Haley attributed the subsequent willingness of Arab countries like the United Arab Emirates and Bahrain to normalize relations with Israel to their recognition that with Trump they were dealing with someone who keeps his word.
“They trusted him because he kept his promise. He did exactly what he said he was going to do, and they followed through.”
The U.S. Congress in 1995 passed by large margins a law recognizing Jerusalem as Israel’s capital and stating that “the United States Embassy in Israel should be established in Jerusalem no later than May 31, 1999.”
That date came and went, and President Clinton issued a six-monthly national security waiver to delay compliance. He and his successors have issued dozens more over the ensuing years.
Presidential nominees who pledged while campaigning to move the embassy if elected included Bill Clinton and George W. Bush, as well as unsuccessful candidates John McCain, Mitt Romney, Al Gore, John Kerry, and Hillary Clinton.
‘Murderers, dictators and thieves’
Haley in her remarks described Trump’s approach to the United Nations, which she characterized as a place “where murderers, dictators and thieves go to bash America – and then turn around with their hands out wanting money.”
She and her staff had compiled a book registering the percentage of time the other 192 member of the U.N. voted for or against U.S. positions, “and the last column was the amount of foreign aid that we give them.”

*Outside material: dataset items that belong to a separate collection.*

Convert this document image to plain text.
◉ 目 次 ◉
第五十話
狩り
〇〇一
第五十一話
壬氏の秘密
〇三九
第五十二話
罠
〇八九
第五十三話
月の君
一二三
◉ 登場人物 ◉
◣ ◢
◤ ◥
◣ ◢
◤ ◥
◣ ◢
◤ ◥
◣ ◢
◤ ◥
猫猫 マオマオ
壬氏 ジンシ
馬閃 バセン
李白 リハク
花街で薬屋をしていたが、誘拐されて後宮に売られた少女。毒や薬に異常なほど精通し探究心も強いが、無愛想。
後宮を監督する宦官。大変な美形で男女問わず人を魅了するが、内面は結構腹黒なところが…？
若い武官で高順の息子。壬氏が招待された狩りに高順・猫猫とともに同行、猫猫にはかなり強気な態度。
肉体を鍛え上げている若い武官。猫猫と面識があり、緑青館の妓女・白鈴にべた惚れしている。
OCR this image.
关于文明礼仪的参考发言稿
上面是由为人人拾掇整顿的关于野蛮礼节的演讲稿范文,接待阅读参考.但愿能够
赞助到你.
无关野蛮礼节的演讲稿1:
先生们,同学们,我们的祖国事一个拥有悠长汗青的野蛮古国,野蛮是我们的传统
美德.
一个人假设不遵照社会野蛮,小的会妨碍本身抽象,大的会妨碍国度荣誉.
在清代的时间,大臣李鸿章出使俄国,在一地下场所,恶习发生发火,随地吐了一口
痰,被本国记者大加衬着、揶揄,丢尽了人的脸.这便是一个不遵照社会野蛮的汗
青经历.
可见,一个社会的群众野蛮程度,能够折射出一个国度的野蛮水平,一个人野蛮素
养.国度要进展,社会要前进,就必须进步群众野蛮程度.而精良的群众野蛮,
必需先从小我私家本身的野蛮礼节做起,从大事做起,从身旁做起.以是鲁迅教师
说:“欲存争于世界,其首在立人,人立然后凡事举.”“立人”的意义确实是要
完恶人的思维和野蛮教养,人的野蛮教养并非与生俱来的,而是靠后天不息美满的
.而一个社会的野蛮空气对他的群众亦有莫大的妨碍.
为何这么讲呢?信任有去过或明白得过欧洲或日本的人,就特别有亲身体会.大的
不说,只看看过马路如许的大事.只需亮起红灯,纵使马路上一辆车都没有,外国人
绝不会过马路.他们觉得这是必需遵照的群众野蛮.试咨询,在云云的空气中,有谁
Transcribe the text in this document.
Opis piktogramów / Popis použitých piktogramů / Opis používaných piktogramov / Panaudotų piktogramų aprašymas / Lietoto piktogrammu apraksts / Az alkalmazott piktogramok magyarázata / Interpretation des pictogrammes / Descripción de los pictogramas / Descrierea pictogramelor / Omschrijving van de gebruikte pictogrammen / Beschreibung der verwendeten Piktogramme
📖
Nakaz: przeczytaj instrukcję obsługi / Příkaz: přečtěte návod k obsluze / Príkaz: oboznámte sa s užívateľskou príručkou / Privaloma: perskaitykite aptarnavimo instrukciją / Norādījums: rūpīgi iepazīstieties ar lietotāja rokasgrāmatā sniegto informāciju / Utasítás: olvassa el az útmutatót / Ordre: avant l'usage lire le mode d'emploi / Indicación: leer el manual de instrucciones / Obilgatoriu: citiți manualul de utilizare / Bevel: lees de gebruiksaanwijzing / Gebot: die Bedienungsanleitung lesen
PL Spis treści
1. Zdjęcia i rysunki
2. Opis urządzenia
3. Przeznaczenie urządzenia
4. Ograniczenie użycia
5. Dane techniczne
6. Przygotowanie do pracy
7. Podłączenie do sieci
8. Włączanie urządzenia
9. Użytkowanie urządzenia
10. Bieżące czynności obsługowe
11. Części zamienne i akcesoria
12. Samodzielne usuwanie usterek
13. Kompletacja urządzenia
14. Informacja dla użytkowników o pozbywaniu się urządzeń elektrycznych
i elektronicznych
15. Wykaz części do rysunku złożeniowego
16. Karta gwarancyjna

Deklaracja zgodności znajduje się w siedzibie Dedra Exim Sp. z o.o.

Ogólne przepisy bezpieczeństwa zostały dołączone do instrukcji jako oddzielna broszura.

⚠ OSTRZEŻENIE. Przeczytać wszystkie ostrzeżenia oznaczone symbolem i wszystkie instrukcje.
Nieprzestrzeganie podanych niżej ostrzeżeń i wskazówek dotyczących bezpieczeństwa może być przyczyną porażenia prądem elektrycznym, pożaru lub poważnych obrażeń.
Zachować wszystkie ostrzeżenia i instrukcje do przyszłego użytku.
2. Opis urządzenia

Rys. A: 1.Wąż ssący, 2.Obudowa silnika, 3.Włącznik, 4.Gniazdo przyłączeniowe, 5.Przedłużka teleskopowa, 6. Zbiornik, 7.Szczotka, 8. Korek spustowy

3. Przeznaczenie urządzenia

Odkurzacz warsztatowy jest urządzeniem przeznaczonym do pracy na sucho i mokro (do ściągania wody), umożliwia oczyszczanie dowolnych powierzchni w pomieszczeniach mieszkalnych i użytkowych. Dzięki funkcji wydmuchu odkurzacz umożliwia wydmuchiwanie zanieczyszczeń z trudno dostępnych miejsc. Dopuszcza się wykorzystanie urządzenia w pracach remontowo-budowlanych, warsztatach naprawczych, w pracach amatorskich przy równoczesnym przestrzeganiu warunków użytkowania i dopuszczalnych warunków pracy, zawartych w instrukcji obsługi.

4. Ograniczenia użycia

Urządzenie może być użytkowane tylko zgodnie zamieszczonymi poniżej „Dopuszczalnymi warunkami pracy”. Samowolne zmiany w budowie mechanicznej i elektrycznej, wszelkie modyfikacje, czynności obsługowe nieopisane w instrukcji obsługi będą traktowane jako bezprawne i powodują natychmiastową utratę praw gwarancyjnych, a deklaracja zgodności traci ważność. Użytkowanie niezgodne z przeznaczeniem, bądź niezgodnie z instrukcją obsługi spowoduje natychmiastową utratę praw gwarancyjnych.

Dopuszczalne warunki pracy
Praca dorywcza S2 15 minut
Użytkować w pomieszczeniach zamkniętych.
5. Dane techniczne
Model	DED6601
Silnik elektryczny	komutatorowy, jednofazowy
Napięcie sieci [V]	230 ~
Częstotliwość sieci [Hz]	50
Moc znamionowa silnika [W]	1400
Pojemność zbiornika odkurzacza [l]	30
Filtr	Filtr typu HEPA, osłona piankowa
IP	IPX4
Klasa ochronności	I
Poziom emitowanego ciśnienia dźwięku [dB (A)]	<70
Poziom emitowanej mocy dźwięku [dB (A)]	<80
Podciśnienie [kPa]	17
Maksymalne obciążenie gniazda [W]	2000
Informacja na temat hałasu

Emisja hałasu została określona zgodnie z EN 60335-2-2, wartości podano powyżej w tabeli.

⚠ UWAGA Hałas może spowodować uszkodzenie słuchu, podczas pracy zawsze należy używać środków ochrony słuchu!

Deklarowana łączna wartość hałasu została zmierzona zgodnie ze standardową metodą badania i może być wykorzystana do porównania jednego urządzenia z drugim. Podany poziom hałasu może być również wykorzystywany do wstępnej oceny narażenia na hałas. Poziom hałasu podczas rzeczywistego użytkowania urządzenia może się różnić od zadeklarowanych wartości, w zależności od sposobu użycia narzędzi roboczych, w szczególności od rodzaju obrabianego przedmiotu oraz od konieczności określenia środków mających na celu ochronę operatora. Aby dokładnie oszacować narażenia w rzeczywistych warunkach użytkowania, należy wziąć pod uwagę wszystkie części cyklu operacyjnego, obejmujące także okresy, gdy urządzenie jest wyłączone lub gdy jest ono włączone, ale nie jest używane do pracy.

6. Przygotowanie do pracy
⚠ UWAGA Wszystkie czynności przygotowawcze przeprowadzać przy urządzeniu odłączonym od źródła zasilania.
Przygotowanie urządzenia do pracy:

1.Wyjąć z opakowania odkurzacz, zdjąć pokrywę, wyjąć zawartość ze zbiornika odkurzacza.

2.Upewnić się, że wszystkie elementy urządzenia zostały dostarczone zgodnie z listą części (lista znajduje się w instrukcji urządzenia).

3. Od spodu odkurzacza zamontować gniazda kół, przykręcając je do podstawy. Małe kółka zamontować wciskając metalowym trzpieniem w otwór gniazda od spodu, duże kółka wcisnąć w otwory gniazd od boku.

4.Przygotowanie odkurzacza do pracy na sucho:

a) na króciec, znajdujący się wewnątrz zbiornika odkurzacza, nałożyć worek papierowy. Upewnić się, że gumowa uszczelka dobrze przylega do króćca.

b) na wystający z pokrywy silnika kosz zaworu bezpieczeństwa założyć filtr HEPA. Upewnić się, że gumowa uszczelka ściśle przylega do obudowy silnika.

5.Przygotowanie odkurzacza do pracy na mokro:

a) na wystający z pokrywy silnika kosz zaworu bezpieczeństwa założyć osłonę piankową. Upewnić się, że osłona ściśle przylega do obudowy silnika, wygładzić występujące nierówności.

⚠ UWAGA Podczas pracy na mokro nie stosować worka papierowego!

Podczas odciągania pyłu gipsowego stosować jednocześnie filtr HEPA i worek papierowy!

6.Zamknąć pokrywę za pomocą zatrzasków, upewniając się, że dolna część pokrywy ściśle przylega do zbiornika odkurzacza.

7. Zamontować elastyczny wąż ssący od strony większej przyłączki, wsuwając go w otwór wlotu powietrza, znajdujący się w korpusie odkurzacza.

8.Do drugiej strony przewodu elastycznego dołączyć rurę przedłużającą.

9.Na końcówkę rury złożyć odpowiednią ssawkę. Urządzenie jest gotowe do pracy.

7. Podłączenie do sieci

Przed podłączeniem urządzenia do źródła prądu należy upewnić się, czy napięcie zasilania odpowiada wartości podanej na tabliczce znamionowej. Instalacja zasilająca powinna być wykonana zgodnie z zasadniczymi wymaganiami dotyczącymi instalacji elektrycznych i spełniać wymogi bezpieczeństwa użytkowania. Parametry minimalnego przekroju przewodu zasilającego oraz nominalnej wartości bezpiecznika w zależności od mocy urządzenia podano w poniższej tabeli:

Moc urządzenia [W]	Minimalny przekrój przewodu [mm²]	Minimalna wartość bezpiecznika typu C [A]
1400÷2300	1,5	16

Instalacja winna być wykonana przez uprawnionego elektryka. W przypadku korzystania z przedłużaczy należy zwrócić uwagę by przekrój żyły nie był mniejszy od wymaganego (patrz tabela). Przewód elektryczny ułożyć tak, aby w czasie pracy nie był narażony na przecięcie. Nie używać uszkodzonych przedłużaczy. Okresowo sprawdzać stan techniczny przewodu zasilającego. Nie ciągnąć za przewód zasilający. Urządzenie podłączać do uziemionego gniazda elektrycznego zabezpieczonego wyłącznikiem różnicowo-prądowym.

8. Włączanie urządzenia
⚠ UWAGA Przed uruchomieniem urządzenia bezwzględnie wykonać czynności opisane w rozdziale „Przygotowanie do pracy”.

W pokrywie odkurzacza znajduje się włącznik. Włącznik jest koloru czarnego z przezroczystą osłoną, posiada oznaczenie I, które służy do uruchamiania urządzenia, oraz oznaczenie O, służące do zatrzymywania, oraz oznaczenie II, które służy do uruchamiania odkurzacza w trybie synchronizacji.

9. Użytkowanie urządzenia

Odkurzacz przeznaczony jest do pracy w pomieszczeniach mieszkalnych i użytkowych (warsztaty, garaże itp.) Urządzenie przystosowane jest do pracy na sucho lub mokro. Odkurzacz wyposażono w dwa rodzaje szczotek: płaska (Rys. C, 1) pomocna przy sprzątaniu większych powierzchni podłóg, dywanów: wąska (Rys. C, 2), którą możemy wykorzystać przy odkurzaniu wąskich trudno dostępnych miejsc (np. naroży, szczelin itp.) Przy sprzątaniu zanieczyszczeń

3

“I took that book and I gave it to the president,” she said. “He lost his mind. He was flipping through the pages, yelling out countries, saying I can’t believe we’re giving out countries that are saying ‘Death to America.’”
Haley said she had advised him that the U.S. should not give foreign aid based solely on recipient countries’ U.N. voting record – “but that should be one of the things that we look at. And we need to be smarter.”
Haley said the U.S. was giving a billion dollars a year to Pakistan.
“Now I’m the wife of a combat veteran. Pakistan was harboring terrorists that were trying to kill our soldiers. We don’t give that billion dollars a year in aid to Pakistan anymore,” she said. “The president took it away.”
“The president instituted a policy that we weren’t going to buy friends overseas anymore. If a country wanted to partner with us, we were going to partner with them. If a country wanted to say ‘Death to America,’ we weren’t going to pay them to try and be nice.”
Haley touched on North Korea – noting that Trump had stirred controversy by calling Kim Jong Un “little rocket man” – in his first speech to the U.N. General Assembly, in September 2017 – but was also able to reach out and tamp down a highly volatile situation.
“Not enough people are talking about the foreign policy under this president,” she said. “Because, if you look, we don’t have ballistic missiles going from North Korea every other weekend.”
“And while he may have called him a name, he also found a way to befriend him. And he calmed things down.”
“And that’s what he did with foreign policy: Every time I saw him meet with a leader, they were endeared by him,” she said. “But they knew he was serious, and they knew he was tough.”